A healthy result should fall into the range 0 - 4.1 mcg/mg creatinine.

D-Lactate is produced by bacteria residing in the colon when carbohydrates are not completely absorbed in the small intestine. This by-product is excreted in the urine.

When large amounts are absorbed it can cause:

  • metabolic acidosis (your cells throws off the chemical balance in your blood, making it more acidic),
  • altered mental status (from drowsiness to coma)
  • a variety of other neurologic symptoms, such as dysarthria (a speech disorder caused by muscle weakness) and ataxia (degenerative disease of the nervous system).

Although a temporal relationship has been described between elevations of plasma and urine D-lactate and the accompanying encephalopathy (brain disease, damage, or malfunction), the mechanism of neurologic manifestations has not been explained.

D-lactic acidosis is typically observed in patients with short-bowel syndrome and following jejunoileal bypass resulting in carbohydrate malabsorption.

Also, healthy children presenting with gastroenteritis may also develop the critical presentation of D-lactic acidosis.

Routine lactic acid determinations in blood will not reveal abnormalities because most lactic acid assays measure only L-lactate. Accordingly, D-lactate analysis must be specifically requested (eg, DLAC / D-Lactate, Plasma). However, as D-lactate is readily excreted in urine, this is the preferred specimen for D-lactate determinations.

If you have any tendency for carbohydrate malabsorption, even favorable organisms (e.g., L. acidophilus) can grow and lead to increased highly acidic conditions that favor formation of D-Lactate. This condition is revealed by high D-Lactate in urine.

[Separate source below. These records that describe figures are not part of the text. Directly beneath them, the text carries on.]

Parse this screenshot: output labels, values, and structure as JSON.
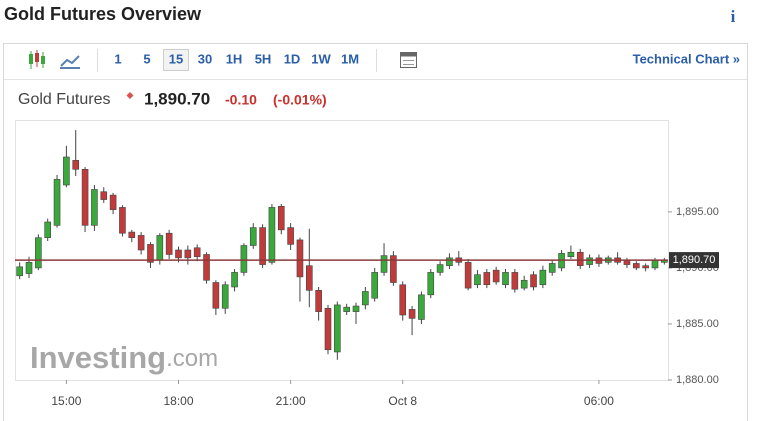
{
  "header": {
    "title": "Gold Futures Overview",
    "info_icon": "i"
  },
  "toolbar": {
    "intervals": [
      "1",
      "5",
      "15",
      "30",
      "1H",
      "5H",
      "1D",
      "1W",
      "1M"
    ],
    "selected_index": 2,
    "link": "Technical Chart »"
  },
  "quote": {
    "name": "Gold Futures",
    "price": "1,890.70",
    "change": "-0.10",
    "change_pct": "(-0.01%)"
  },
  "chart_data": {
    "type": "candlestick",
    "categories": [
      null,
      null,
      null,
      null,
      null,
      "15:00",
      null,
      null,
      null,
      null,
      null,
      null,
      null,
      null,
      null,
      null,
      null,
      "18:00",
      null,
      null,
      null,
      null,
      null,
      null,
      null,
      null,
      null,
      null,
      null,
      "21:00",
      null,
      null,
      null,
      null,
      null,
      null,
      null,
      null,
      null,
      null,
      null,
      "Oct 8",
      null,
      null,
      null,
      null,
      null,
      null,
      null,
      null,
      null,
      null,
      null,
      null,
      null,
      null,
      null,
      null,
      null,
      null,
      null,
      null,
      "06:00",
      null,
      null,
      null,
      null,
      null,
      null,
      null
    ],
    "open": [
      1889.3,
      1889.5,
      1890.0,
      1892.7,
      1893.8,
      1897.4,
      1899.6,
      1898.8,
      1893.8,
      1896.8,
      1896.5,
      1895.4,
      1893.2,
      1892.9,
      1892.1,
      1890.7,
      1893.1,
      1891.6,
      1891.6,
      1891.8,
      1891.2,
      1888.7,
      1886.4,
      1888.3,
      1889.6,
      1892.0,
      1893.6,
      1890.5,
      1895.5,
      1893.6,
      1892.5,
      1890.2,
      1888.0,
      1886.4,
      1882.5,
      1886.1,
      1886.1,
      1886.7,
      1887.3,
      1889.6,
      1891.1,
      1888.5,
      1886.3,
      1885.4,
      1887.6,
      1889.6,
      1890.2,
      1890.9,
      1890.5,
      1888.5,
      1889.6,
      1889.8,
      1888.5,
      1889.6,
      1888.2,
      1889.4,
      1888.5,
      1889.6,
      1890.0,
      1891.0,
      1891.4,
      1890.3,
      1890.9,
      1890.5,
      1890.9,
      1890.7,
      1890.4,
      1890.2,
      1890.0,
      1890.5
    ],
    "high": [
      1890.5,
      1891.0,
      1893.0,
      1894.4,
      1898.3,
      1900.9,
      1902.3,
      1899.0,
      1897.4,
      1897.2,
      1896.7,
      1895.6,
      1893.4,
      1893.2,
      1892.3,
      1893.1,
      1893.4,
      1891.9,
      1892.0,
      1892.1,
      1891.4,
      1888.9,
      1888.8,
      1889.9,
      1892.2,
      1894.0,
      1893.9,
      1895.7,
      1895.7,
      1894.0,
      1892.7,
      1893.5,
      1888.3,
      1886.7,
      1887.0,
      1886.8,
      1886.9,
      1888.3,
      1890.0,
      1892.2,
      1891.5,
      1888.8,
      1886.6,
      1887.9,
      1889.9,
      1890.6,
      1891.3,
      1891.5,
      1890.8,
      1889.8,
      1889.9,
      1890.1,
      1889.9,
      1889.9,
      1889.3,
      1889.7,
      1890.2,
      1890.7,
      1891.6,
      1892.0,
      1891.7,
      1891.2,
      1891.2,
      1891.1,
      1891.4,
      1890.9,
      1890.6,
      1890.4,
      1890.9,
      1890.9
    ],
    "low": [
      1889.0,
      1889.1,
      1889.8,
      1892.4,
      1893.6,
      1897.2,
      1898.2,
      1893.2,
      1893.3,
      1895.8,
      1894.8,
      1892.8,
      1892.3,
      1891.2,
      1890.0,
      1890.3,
      1890.8,
      1890.5,
      1890.3,
      1890.6,
      1888.6,
      1885.8,
      1885.9,
      1887.9,
      1889.3,
      1891.7,
      1890.0,
      1890.3,
      1893.0,
      1891.6,
      1887.0,
      1886.5,
      1885.3,
      1882.3,
      1881.8,
      1885.8,
      1885.0,
      1886.3,
      1887.0,
      1889.3,
      1888.4,
      1885.3,
      1884.0,
      1885.0,
      1887.3,
      1889.3,
      1889.9,
      1890.2,
      1888.0,
      1888.2,
      1888.2,
      1888.5,
      1888.2,
      1887.8,
      1888.0,
      1888.0,
      1888.2,
      1889.3,
      1889.7,
      1890.8,
      1889.9,
      1890.0,
      1890.1,
      1890.3,
      1890.3,
      1890.0,
      1889.8,
      1889.7,
      1889.8,
      1890.3
    ],
    "close": [
      1890.1,
      1890.5,
      1892.7,
      1894.1,
      1897.9,
      1899.9,
      1898.8,
      1893.8,
      1897.0,
      1896.1,
      1895.2,
      1893.1,
      1892.7,
      1891.6,
      1890.5,
      1892.9,
      1891.2,
      1890.9,
      1890.9,
      1891.0,
      1888.9,
      1886.4,
      1888.5,
      1889.6,
      1892.0,
      1893.6,
      1890.3,
      1895.4,
      1893.4,
      1892.1,
      1889.2,
      1888.0,
      1886.1,
      1882.7,
      1886.7,
      1886.5,
      1886.6,
      1887.9,
      1889.6,
      1891.1,
      1888.7,
      1885.8,
      1885.5,
      1887.6,
      1889.6,
      1890.3,
      1890.9,
      1890.5,
      1888.2,
      1889.4,
      1888.5,
      1888.75,
      1889.6,
      1888.1,
      1888.9,
      1888.3,
      1889.8,
      1890.4,
      1891.3,
      1891.4,
      1890.2,
      1890.9,
      1890.4,
      1890.9,
      1890.5,
      1890.3,
      1890.0,
      1890.0,
      1890.7,
      1890.7
    ],
    "up_color": "#3aa83a",
    "down_color": "#c23b3b",
    "ylim": [
      1880,
      1903.2
    ],
    "yticks": [
      {
        "value": 1880,
        "label": "1,880.00"
      },
      {
        "value": 1885,
        "label": "1,885.00"
      },
      {
        "value": 1890,
        "label": "1,890.00"
      },
      {
        "value": 1895,
        "label": "1,895.00"
      }
    ],
    "price_line": {
      "value": 1890.7,
      "label": "1,890.70",
      "color": "#8b3a3a"
    },
    "watermark": [
      "Investing",
      ".com"
    ]
  }
}
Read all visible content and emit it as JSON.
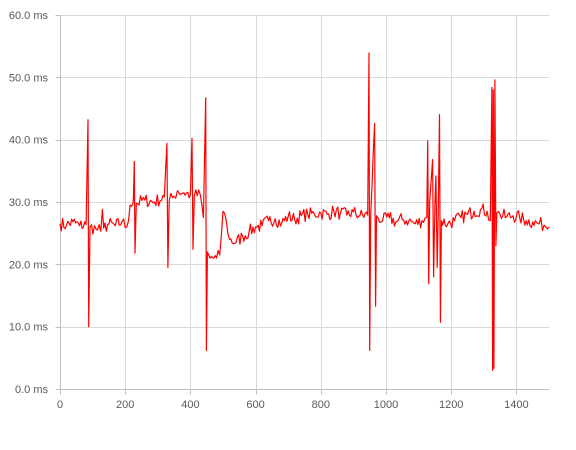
{
  "chart_data": {
    "type": "line",
    "title": "",
    "xlabel": "",
    "ylabel": "",
    "xlim": [
      0,
      1500
    ],
    "ylim": [
      0,
      60
    ],
    "x_ticks": [
      0,
      200,
      400,
      600,
      800,
      1000,
      1200,
      1400
    ],
    "y_ticks": [
      0,
      10,
      20,
      30,
      40,
      50,
      60
    ],
    "y_tick_labels": [
      "0.0 ms",
      "10.0 ms",
      "20.0 ms",
      "30.0 ms",
      "40.0 ms",
      "50.0 ms",
      "60.0 ms"
    ],
    "grid": true,
    "legend": "none",
    "series_color": "#ff0000",
    "grid_color": "#d9d9d9",
    "series": [
      {
        "name": "",
        "points": [
          [
            0,
            26.5
          ],
          [
            20,
            26.3
          ],
          [
            40,
            26.8
          ],
          [
            60,
            26.2
          ],
          [
            80,
            26.4
          ],
          [
            86,
            43.2
          ],
          [
            88,
            10.0
          ],
          [
            92,
            26.0
          ],
          [
            110,
            25.7
          ],
          [
            125,
            25.3
          ],
          [
            130,
            28.8
          ],
          [
            134,
            25.8
          ],
          [
            150,
            26.5
          ],
          [
            170,
            26.2
          ],
          [
            190,
            26.8
          ],
          [
            205,
            26.0
          ],
          [
            215,
            29.5
          ],
          [
            225,
            30.0
          ],
          [
            228,
            36.5
          ],
          [
            230,
            21.8
          ],
          [
            234,
            29.8
          ],
          [
            260,
            30.3
          ],
          [
            290,
            30.0
          ],
          [
            320,
            30.8
          ],
          [
            328,
            39.4
          ],
          [
            331,
            19.5
          ],
          [
            335,
            30.2
          ],
          [
            350,
            30.9
          ],
          [
            360,
            31.8
          ],
          [
            380,
            31.5
          ],
          [
            400,
            31.2
          ],
          [
            405,
            40.2
          ],
          [
            408,
            22.4
          ],
          [
            412,
            31.0
          ],
          [
            430,
            31.2
          ],
          [
            440,
            27.5
          ],
          [
            447,
            46.7
          ],
          [
            449,
            6.2
          ],
          [
            452,
            22.0
          ],
          [
            460,
            21.0
          ],
          [
            480,
            21.0
          ],
          [
            490,
            21.5
          ],
          [
            500,
            28.5
          ],
          [
            510,
            27.0
          ],
          [
            520,
            24.0
          ],
          [
            540,
            23.5
          ],
          [
            560,
            24.5
          ],
          [
            580,
            25.2
          ],
          [
            600,
            26.0
          ],
          [
            620,
            26.2
          ],
          [
            640,
            27.0
          ],
          [
            660,
            27.3
          ],
          [
            680,
            26.6
          ],
          [
            700,
            27.7
          ],
          [
            720,
            27.2
          ],
          [
            740,
            27.8
          ],
          [
            760,
            28.0
          ],
          [
            780,
            28.1
          ],
          [
            800,
            28.3
          ],
          [
            820,
            28.0
          ],
          [
            840,
            28.5
          ],
          [
            860,
            28.2
          ],
          [
            880,
            27.9
          ],
          [
            900,
            28.4
          ],
          [
            920,
            27.8
          ],
          [
            944,
            27.9
          ],
          [
            948,
            53.9
          ],
          [
            950,
            6.2
          ],
          [
            953,
            28.0
          ],
          [
            965,
            42.6
          ],
          [
            968,
            13.3
          ],
          [
            971,
            27.8
          ],
          [
            990,
            27.0
          ],
          [
            1010,
            27.5
          ],
          [
            1030,
            26.8
          ],
          [
            1050,
            27.2
          ],
          [
            1070,
            27.0
          ],
          [
            1090,
            26.5
          ],
          [
            1110,
            27.0
          ],
          [
            1125,
            27.5
          ],
          [
            1128,
            39.8
          ],
          [
            1131,
            16.9
          ],
          [
            1134,
            30.0
          ],
          [
            1143,
            36.8
          ],
          [
            1146,
            18.0
          ],
          [
            1150,
            29.5
          ],
          [
            1153,
            34.2
          ],
          [
            1157,
            19.5
          ],
          [
            1160,
            28.0
          ],
          [
            1164,
            44.0
          ],
          [
            1167,
            10.7
          ],
          [
            1170,
            27.0
          ],
          [
            1190,
            26.5
          ],
          [
            1210,
            27.0
          ],
          [
            1230,
            27.5
          ],
          [
            1250,
            28.0
          ],
          [
            1270,
            28.5
          ],
          [
            1290,
            28.8
          ],
          [
            1310,
            28.5
          ],
          [
            1320,
            27.0
          ],
          [
            1325,
            48.4
          ],
          [
            1327,
            3.0
          ],
          [
            1329,
            48.0
          ],
          [
            1331,
            3.3
          ],
          [
            1334,
            49.6
          ],
          [
            1337,
            23.0
          ],
          [
            1340,
            28.2
          ],
          [
            1350,
            28.0
          ],
          [
            1370,
            27.6
          ],
          [
            1390,
            27.8
          ],
          [
            1410,
            27.5
          ],
          [
            1430,
            27.0
          ],
          [
            1450,
            26.8
          ],
          [
            1470,
            26.5
          ],
          [
            1485,
            26.3
          ],
          [
            1500,
            26.0
          ]
        ]
      }
    ]
  }
}
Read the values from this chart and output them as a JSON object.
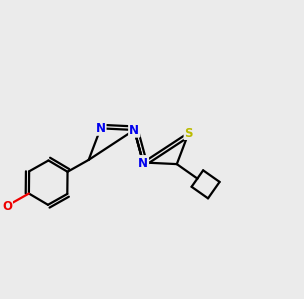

Some possible treatment options (always consult your doctor first before starting any treatment):

  • Limit simple carbohydrate intake (cakes, cookies, pie, candies, etc) as well as sugar alcohol (sorbitol, mannitol, xylitol, etc.), fructose and other highly osmolar, fermentable compounds and excess fiber.
  • Carbs should be complex and modest in quantity, with small and frequent meals to avoid exposure of the gut flora to large, poorly absorbed boluses of CHO. It has also been suggested that fermented foods, such as yoghurt, sauerkraut and pickles be avoided given high preexisting concentrations of D-lactate.
  • Fasting has been associated with rapid improvement in D-lactate associated encephalopathy.
  • Antibiotic therapy may increase or reduce D-lactate production, depending on the gut flora selected for.
    • Antimicrobial therapy should be selected with caution in patients at risk for small bowel bacterial overgrowth (SBBO) as certain antibiotics may select for lactate-producing gut flora. While it is reasonable to treat acute episodes of D-lactate toxicity with antibiotic therapy targeting Lactobacillus species, chronic preventive antibiotic therapy has not demonstrated consistent effect.